La peregrina interpretación gubernamental de que la proposición de reprobaciones era inconstitucional revela una escasa familiaridad con la historia del parlamentarismo europeo y con la distinción entre las normas, y se inscribe también en ese vértigo presídencialista del partido centrista. Es cierto que el presidente del Gobierno sólo puede ser derribado mediante el rígido procedimiento establecido por el artículo 113, que busca sobre todo asegurar la continuidad gubernamental. Es verdad también que el artículo 108 dispone que el Gobierno responde solidariamente en su política ante el Congreso de los Diputados.
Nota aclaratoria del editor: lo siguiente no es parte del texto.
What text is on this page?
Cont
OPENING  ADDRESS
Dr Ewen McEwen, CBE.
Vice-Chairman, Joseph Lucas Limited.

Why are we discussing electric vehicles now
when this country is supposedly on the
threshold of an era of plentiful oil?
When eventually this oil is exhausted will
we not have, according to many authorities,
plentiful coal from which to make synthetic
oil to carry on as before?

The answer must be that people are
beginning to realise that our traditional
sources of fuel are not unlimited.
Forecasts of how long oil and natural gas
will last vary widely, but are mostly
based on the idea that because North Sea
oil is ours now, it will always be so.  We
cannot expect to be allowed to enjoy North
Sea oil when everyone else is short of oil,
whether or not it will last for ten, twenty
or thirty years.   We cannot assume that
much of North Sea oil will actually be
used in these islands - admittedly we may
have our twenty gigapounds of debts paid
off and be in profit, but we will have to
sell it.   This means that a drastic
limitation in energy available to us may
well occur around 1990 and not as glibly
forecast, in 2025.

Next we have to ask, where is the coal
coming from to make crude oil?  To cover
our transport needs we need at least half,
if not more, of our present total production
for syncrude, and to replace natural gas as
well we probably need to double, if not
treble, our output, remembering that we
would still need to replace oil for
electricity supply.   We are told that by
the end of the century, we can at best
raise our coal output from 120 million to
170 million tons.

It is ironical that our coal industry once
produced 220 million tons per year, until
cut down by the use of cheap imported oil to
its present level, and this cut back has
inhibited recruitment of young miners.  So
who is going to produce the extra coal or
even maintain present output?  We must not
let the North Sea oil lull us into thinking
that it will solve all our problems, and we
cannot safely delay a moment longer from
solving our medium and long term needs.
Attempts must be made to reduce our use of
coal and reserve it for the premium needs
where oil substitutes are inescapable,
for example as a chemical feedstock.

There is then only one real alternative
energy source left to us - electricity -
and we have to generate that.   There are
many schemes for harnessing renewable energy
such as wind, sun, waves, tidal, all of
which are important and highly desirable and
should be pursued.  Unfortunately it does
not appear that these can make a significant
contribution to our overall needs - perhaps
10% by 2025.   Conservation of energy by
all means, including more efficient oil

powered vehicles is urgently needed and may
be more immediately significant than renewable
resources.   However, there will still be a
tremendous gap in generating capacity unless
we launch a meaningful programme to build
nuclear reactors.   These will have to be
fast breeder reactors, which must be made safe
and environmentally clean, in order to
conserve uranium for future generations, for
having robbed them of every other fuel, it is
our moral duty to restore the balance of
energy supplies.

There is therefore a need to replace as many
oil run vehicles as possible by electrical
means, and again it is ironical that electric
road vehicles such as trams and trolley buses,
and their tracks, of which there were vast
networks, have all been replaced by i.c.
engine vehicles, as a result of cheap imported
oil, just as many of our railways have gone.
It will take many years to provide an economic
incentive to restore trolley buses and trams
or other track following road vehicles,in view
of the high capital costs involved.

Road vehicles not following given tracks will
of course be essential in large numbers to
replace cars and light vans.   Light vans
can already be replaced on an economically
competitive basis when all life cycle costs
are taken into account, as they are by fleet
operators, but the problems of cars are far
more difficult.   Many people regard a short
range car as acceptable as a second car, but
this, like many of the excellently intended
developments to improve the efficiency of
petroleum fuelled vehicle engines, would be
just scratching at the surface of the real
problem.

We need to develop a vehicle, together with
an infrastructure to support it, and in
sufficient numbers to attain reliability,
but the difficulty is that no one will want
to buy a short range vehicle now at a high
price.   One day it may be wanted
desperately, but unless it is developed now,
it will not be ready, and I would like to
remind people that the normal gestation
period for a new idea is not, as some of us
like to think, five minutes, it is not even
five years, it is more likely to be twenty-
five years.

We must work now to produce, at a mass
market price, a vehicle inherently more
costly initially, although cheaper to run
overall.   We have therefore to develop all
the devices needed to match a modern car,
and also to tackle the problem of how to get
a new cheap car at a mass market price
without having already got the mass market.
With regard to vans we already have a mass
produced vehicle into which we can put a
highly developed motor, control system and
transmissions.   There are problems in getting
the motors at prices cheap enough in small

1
Pero sería una aberración que el Congreso no pudiera manifestar su voluntad, aunque su expresión carezca de efectos jurídicos vinculantes, a propósito de las actividades del Gobierno en su conjunto o de los ministros que lo componen, y que el Parlamento tuviera que ajustar el ejercicio de sus soberanas competencias a la interpretación que se dignara dar el poder ejecutivo, subordinado en su origen y ejercicio a las Cámaras.
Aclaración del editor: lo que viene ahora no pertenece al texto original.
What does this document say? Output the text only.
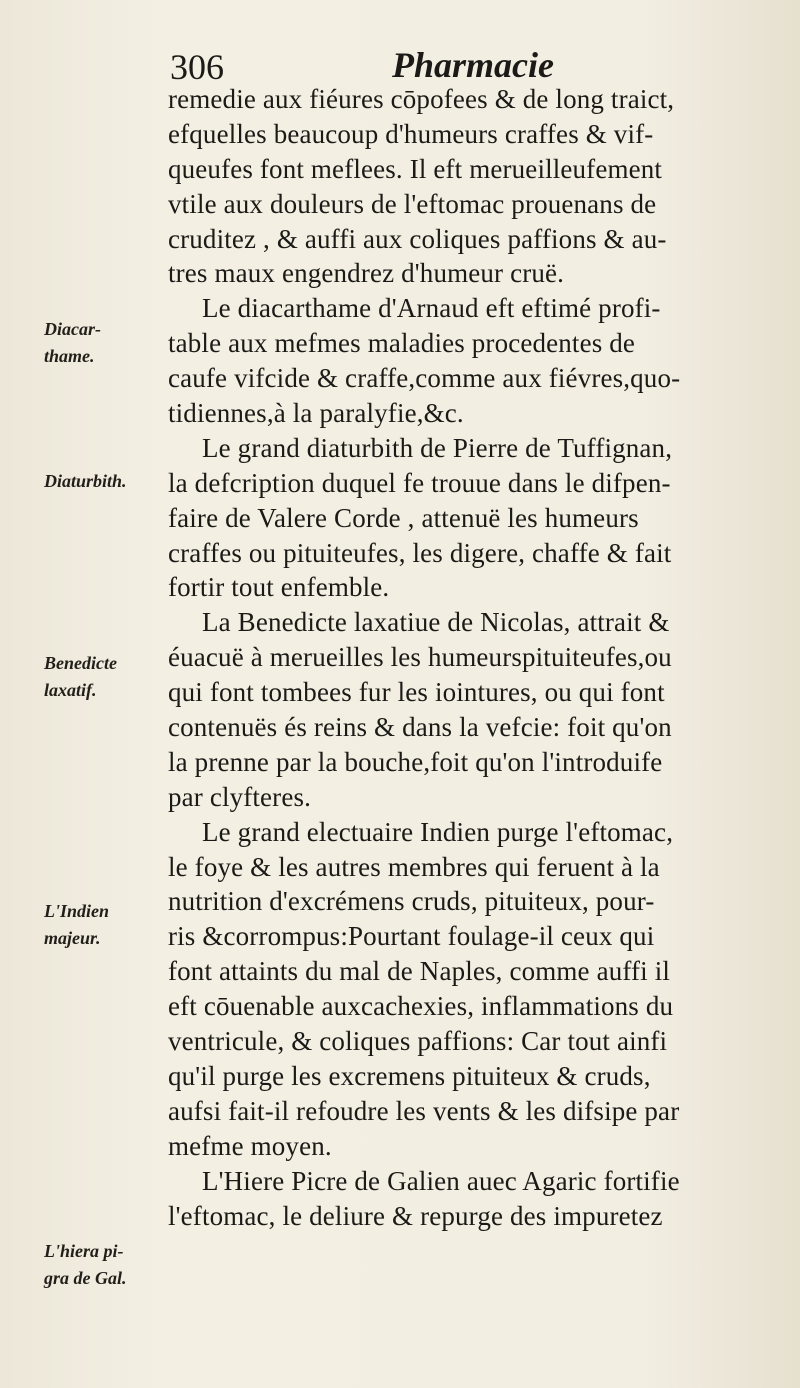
306	Pharmacie
remedie aux fiéures cōpofees & de long traict,
efquelles beaucoup d'humeurs craffes & vif-
queufes font meflees. Il eft merueilleufement
vtile aux douleurs de l'eftomac prouenans de
cruditez , & auffi aux coliques paffions & au-
tres maux engendrez d'humeur cruë.
Le diacarthame d'Arnaud eft eftimé profi-
table aux mefmes maladies procedentes de
caufe vifcide & craffe,comme aux fiévres,quo-
tidiennes,à la paralyfie,&c.
Le grand diaturbith de Pierre de Tuffignan,
la defcription duquel fe trouue dans le difpen-
faire de Valere Corde , attenuë les humeurs
craffes ou pituiteufes, les digere, chaffe & fait
fortir tout enfemble.
La Benedicte laxatiue de Nicolas, attrait &
éuacuë à merueilles les humeurspituiteufes,ou
qui font tombees fur les iointures, ou qui font
contenuës és reins & dans la vefcie: foit qu'on
la prenne par la bouche,foit qu'on l'introduife
par clyfteres.
Le grand electuaire Indien purge l'eftomac,
le foye & les autres membres qui feruent à la
nutrition d'excrémens cruds, pituiteux, pour-
ris &corrompus:Pourtant foulage-il ceux qui
font attaints du mal de Naples, comme auffi il
eft cōuenable auxcachexies, inflammations du
ventricule, & coliques paffions: Car tout ainfi
qu'il purge les excremens pituiteux & cruds,
aufsi fait-il refoudre les vents & les difsipe par
mefme moyen.
L'Hiere Picre de Galien auec Agaric fortifie
l'eftomac, le deliure & repurge des impuretez
Diacar-
thame.
Diaturbith.
Benedicte
laxatif.
L'Indien
majeur.
L'hiera pi-
gra de Gal.
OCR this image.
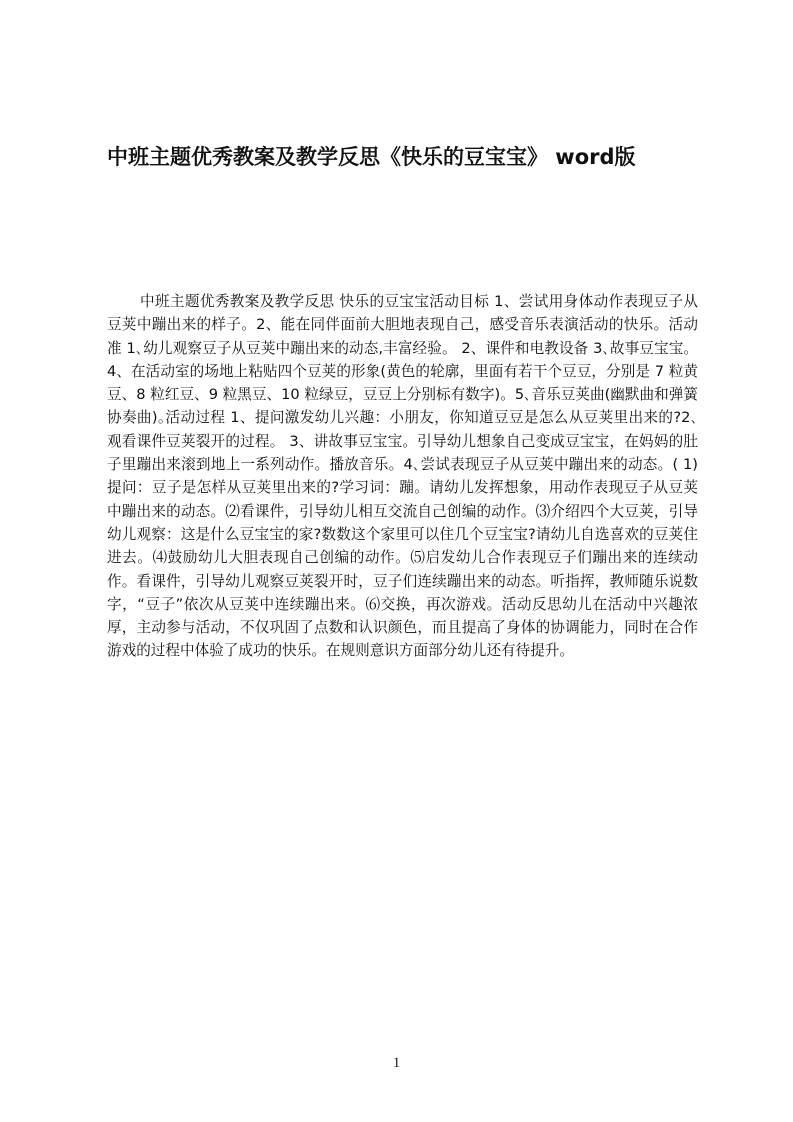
中班主题优秀教案及教学反思《快乐的豆宝宝》 word版

中班主题优秀教案及教学反思 快乐的豆宝宝活动目标 1、尝试用身体动作表现豆子从豆荚中蹦出来的样子。2、能在同伴面前大胆地表现自己，感受音乐表演活动的快乐。活动准 1､幼儿观察豆子从豆荚中蹦出来的动态,丰富经验。 2、课件和电教设备 3､故事豆宝宝。 4、在活动室的场地上粘贴四个豆荚的形象(黄色的轮廓，里面有若干个豆豆，分别是 7 粒黄豆、8 粒红豆、9 粒黑豆、10 粒绿豆，豆豆上分别标有数字)。5､音乐豆荚曲(幽默曲和弹簧协奏曲)｡活动过程 1、提问激发幼儿兴趣：小朋友，你知道豆豆是怎么从豆荚里出来的?2､观看课件豆荚裂开的过程。 3、讲故事豆宝宝。引导幼儿想象自己变成豆宝宝，在妈妈的肚子里蹦出来滚到地上一系列动作。播放音乐。4､尝试表现豆子从豆荚中蹦出来的动态。( 1) 提问：豆子是怎样从豆荚里出来的?学习词：蹦。请幼儿发挥想象，用动作表现豆子从豆荚中蹦出来的动态。⑵看课件，引导幼儿相互交流自己创编的动作。⑶介绍四个大豆荚，引导幼儿观察：这是什么豆宝宝的家?数数这个家里可以住几个豆宝宝?请幼儿自选喜欢的豆荚住进去。⑷鼓励幼儿大胆表现自己创编的动作。⑸启发幼儿合作表现豆子们蹦出来的连续动作。看课件，引导幼儿观察豆荚裂开时，豆子们连续蹦出来的动态。听指挥，教师随乐说数字，“豆子”依次从豆荚中连续蹦出来。⑹交换，再次游戏。活动反思幼儿在活动中兴趣浓厚，主动参与活动，不仅巩固了点数和认识颜色，而且提高了身体的协调能力，同时在合作游戏的过程中体验了成功的快乐。在规则意识方面部分幼儿还有待提升。

1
Pese a todo, el Pleno de esta semana ha permitido la adopción de decisiones que la Administración, sin el acicate del control parlamentario, hubiera dejado probablemente en el reino de las buenas palabras. Entre un debate realmente insatisfactorio en un Congreso democrático, como ha sido el caso del Pleno de la colea, y el silencio obediente de una Cámara aplaudidora, que posibilita el carpetazo de asuntos como el de Redondela, media la diferencia abismal que separa a un sistema imperfecto de libertades de un sistema perfecto de corrupción, oposición e irresponsabilidad de los gobernantes. Las eventuales responsabilidades políticas del Gobierno en el homicidio masivo producido por los aceites envenenados quedan sometidas ahora a la comisión de encuesta que, al amparo del artículo 76 de la Constitución, designarán el Congreso y el Senado. El asunto de la colza no ha quedado cerrado, aunque el poder ejecutivo trate de entornar, sus puertas. La existencia del Parlamento sigue siendo una garantía. Su fortalecimiento, una necesidad. A ella deben atender también los centristas, aun a costa de erosionar más aún su ya deteriorada imagen.